As to its analysis of the competitive risks associated with network sharing agreements, the Competition Authority recommends such agreements be examined in light of three criteria: the degree of competition between the two parties, their joint market power and the features of the areas covered by the agreement. The Authority also offers differing recommendations for high-density and sparsely populated areas. The Competition Authority thus echoes the case-by-case approach that ARCEP recommended in its opinion. It is therefore up to the Competition Authority or the magistrate to assess whether an agreement is likely to be detrimental to competition, when issuing authorisations that fall under their purview. The Competition Authority’s analysis also confirms the relevance – both from a legal standpoint and in terms of timeliness – of the network sharing regulations that ARCEP introduced back in 2011 when allocating 4G spectrum in the 800 MHz band.
On the matter of roaming, the Competition Authority also shares ARCEP’s belief that any assessment of a roaming agreement’s impact on competition cannot be theoretical, but rather based on an examination of each agreement’s economic and technical terms and conditions. As to the roaming privileges accorded to Free Mobile, the Competition Authority recommends that – as stated in its opinion of 14 June 2010 – national 3G roaming be switched off in 2016 or 2018, while not excluding the use of local roaming. It also suggests scaling back the 2G roaming enjoyed by Free Mobile customers, either by setting a time limit or by confining it only to customers with a 2G handset.
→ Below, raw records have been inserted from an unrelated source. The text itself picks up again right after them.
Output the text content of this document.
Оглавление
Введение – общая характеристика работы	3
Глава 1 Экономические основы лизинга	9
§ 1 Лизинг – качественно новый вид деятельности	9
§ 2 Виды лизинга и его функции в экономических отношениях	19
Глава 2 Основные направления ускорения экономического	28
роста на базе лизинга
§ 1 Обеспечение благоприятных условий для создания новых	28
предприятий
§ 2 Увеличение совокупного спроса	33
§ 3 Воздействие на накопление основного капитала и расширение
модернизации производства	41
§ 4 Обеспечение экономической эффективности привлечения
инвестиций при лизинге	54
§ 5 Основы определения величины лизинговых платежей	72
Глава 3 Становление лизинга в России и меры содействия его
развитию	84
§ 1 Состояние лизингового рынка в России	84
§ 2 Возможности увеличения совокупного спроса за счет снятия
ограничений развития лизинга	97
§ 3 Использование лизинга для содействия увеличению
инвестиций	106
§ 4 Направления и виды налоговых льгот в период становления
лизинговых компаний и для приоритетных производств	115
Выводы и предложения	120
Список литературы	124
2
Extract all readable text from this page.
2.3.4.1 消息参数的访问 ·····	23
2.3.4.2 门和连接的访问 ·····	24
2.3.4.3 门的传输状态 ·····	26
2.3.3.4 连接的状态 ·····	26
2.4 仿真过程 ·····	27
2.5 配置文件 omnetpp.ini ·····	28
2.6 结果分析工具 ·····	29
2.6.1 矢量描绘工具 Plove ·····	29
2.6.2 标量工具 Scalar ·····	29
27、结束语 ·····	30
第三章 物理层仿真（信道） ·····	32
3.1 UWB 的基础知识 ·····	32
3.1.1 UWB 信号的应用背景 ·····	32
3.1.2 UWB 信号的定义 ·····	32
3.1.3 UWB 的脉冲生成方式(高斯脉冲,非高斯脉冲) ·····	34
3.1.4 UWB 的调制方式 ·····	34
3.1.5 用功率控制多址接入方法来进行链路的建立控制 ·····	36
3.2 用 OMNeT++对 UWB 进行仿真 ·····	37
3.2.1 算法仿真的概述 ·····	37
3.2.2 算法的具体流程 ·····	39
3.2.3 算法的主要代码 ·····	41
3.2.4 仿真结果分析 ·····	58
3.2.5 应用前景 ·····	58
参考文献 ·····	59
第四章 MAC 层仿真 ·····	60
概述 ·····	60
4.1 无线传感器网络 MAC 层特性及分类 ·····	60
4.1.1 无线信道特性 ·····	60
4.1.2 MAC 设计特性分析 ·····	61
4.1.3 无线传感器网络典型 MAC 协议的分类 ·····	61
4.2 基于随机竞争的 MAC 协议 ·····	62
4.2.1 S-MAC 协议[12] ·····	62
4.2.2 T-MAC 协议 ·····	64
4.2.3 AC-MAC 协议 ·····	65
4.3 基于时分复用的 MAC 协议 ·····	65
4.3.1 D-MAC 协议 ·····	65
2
Lastly, on the issue of 4G roaming, the Authority voices its support for the terms that ARCEP set in its call for applications for 800 MHz spectrum licences: in the priority rollout area, Free will be given roaming rights to the SFR network – SFR having been awarded two frequency blocks during the 800 MHz band licence awards. The Authority has, however, expressed reservations about the possibility of extending these roaming rights to higher density areas, which is not included in the terms set by ARCEP.
These recommendations, which match ARCEP’s position, are based largely on an approach rooted in competition law which must, when applicable, be enforced by the competent authorities. Meanwhile, ARCEP is also keen to reiterate that, as promised in early 2012, it will continue to keep a close watch on Free Mobile’s investments and coverage levels – particularly as part of the quarterly statistical survey introduced by ARCEP Decision 2013-0064 – to ensure that the operator’s rollout schedule complies with the obligations contained in its licence.